After a number of countries including India raised concerns on the `false pandemic' alert by the World Health Organisation (WHO) in connection with H1NI, an independent panel of expert is set to examine the issue at its meeting from April 12 to 14.
The proposed review will cover aspects like how the WHO responded to the recent pandemic situation and how well the world is prepared for future health crisis. The review falls under a planned examination of the WHO's legally-binding international health regulations, which were designed to guide WHO members in case of a global health emergency. The panel is meant to draw up its own plan for reviewing WHO's activities. It is also expected to go into the complaints by some countries that they did not get enough vaccines against the pandemic flu.

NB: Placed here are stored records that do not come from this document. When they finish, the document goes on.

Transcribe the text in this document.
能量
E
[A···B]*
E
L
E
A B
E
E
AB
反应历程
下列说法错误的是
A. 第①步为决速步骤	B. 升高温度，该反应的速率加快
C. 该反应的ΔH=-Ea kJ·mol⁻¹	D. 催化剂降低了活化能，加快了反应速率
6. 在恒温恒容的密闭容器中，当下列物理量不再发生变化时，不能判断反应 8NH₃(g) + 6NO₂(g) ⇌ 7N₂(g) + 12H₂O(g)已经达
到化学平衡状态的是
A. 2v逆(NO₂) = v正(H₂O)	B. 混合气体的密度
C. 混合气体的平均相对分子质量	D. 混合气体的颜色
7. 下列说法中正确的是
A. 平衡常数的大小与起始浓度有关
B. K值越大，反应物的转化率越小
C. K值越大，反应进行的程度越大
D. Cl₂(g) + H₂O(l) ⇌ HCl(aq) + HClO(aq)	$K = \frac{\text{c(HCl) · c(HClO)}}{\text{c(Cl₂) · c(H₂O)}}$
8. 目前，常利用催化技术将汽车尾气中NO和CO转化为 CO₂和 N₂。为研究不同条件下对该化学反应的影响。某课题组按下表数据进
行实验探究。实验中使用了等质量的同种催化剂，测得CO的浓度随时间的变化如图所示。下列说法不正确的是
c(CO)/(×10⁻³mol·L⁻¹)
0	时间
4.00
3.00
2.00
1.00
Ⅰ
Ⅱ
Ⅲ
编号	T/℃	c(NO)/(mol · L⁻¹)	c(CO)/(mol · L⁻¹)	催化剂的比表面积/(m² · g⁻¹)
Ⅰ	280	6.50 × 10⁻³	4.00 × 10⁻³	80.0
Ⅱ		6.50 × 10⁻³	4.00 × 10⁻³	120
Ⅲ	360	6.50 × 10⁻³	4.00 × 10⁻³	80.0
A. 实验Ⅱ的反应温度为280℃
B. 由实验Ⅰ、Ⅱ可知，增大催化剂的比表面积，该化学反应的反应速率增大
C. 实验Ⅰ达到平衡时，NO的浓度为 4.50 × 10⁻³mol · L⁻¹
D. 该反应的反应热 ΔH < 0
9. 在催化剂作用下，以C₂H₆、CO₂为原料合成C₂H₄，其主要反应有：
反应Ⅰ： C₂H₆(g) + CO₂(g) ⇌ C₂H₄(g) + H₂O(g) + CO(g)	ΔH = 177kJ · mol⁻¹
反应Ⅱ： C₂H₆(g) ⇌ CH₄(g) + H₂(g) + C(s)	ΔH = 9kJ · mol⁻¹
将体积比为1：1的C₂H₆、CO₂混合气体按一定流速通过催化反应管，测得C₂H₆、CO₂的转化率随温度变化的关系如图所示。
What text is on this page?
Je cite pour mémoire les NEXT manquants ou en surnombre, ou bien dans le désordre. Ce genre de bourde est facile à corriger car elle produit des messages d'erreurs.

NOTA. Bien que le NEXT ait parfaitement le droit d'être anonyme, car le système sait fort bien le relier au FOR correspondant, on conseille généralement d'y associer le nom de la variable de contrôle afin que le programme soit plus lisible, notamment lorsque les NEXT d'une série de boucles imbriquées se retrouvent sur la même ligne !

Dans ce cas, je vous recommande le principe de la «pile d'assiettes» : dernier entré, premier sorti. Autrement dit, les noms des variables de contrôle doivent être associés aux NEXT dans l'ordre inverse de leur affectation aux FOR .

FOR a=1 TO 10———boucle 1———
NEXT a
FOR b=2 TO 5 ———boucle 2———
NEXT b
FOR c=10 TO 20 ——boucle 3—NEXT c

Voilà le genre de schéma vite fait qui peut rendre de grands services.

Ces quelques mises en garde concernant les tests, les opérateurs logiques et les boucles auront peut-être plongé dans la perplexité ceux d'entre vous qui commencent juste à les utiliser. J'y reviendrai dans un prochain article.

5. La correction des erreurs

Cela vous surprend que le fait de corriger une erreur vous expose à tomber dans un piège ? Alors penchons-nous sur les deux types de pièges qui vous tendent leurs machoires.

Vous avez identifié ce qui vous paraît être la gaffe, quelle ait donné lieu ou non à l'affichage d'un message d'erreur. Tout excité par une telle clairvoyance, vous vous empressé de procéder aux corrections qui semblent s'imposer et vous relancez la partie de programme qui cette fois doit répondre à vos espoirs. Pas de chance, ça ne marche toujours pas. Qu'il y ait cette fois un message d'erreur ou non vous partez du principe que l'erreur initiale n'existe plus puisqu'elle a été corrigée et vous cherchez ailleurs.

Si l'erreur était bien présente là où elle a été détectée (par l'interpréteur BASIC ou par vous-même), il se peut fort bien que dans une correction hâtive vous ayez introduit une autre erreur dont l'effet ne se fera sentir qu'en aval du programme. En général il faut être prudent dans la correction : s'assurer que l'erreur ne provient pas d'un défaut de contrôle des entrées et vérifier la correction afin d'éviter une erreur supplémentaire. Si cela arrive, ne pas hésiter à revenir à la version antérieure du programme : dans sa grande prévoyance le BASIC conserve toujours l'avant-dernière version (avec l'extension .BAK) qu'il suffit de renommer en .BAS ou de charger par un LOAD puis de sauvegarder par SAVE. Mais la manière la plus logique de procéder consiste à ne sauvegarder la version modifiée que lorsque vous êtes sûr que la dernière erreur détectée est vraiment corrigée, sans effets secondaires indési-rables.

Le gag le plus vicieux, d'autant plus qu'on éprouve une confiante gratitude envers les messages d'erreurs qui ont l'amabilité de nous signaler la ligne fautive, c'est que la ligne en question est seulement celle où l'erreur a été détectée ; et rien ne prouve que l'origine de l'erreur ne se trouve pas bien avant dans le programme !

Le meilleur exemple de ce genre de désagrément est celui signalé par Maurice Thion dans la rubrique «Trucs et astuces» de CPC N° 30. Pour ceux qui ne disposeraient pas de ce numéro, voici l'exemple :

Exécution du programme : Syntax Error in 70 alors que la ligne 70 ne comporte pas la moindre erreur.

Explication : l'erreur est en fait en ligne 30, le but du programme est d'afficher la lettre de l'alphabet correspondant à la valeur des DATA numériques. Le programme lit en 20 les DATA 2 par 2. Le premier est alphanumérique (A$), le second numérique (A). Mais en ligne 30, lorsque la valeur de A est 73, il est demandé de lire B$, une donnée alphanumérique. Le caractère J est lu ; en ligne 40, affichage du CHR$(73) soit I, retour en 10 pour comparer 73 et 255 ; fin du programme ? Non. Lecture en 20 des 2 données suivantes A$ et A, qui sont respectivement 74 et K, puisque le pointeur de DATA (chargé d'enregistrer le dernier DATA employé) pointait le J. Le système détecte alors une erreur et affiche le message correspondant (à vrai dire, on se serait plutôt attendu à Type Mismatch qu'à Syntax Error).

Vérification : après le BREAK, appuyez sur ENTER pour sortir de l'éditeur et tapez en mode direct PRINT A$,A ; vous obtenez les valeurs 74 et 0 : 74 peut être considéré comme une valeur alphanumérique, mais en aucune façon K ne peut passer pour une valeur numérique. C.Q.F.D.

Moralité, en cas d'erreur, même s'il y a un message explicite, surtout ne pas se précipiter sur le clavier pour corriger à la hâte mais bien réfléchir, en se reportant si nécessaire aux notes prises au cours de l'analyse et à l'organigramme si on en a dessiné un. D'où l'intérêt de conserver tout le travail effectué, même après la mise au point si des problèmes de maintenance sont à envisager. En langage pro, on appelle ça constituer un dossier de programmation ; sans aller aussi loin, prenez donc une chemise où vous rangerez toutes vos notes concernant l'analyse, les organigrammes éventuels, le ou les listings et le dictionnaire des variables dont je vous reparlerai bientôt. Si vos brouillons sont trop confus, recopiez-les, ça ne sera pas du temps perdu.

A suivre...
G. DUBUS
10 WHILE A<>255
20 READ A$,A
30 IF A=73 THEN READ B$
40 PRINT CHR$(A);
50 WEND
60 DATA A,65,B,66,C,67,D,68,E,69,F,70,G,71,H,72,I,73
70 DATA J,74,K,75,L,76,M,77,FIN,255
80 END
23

A number of member countries including India had expressed concerns on the response of the WHO to the recent H1N1 and sought explanation on the media reports in this regard. WHO had then written to the member countries about the issue and offered to make independent review about the same. Making an intervention in the ongoing Executive Board meeting of WHO in Geneva a few months back, Indian Health Secretary Sujatha Rao pointed out that such news reports were adversely impacting upon the public health measures being undertaken by countries. She also called for greater transparency about terms and conditions on which international vaccine manufacturers were supplying vaccines to countries. In response to this intervention by India, it was agreed that WHO would formally write to National Focal Points in all countries clarifying the factual position about the H1N1 pandemic to quell all doubts that had been created.
The WHO director general Margaret Chan announced at the meeting that the agency would launch a review of the global - including its own - response to the H1N1 swine influenza epidemic, as questions swirl around whether the UN agency exaggerated the importance of H1N1. The WHO will prepare an interim version of its review of the global H1N1 response in time for the next World Health Assembly in May.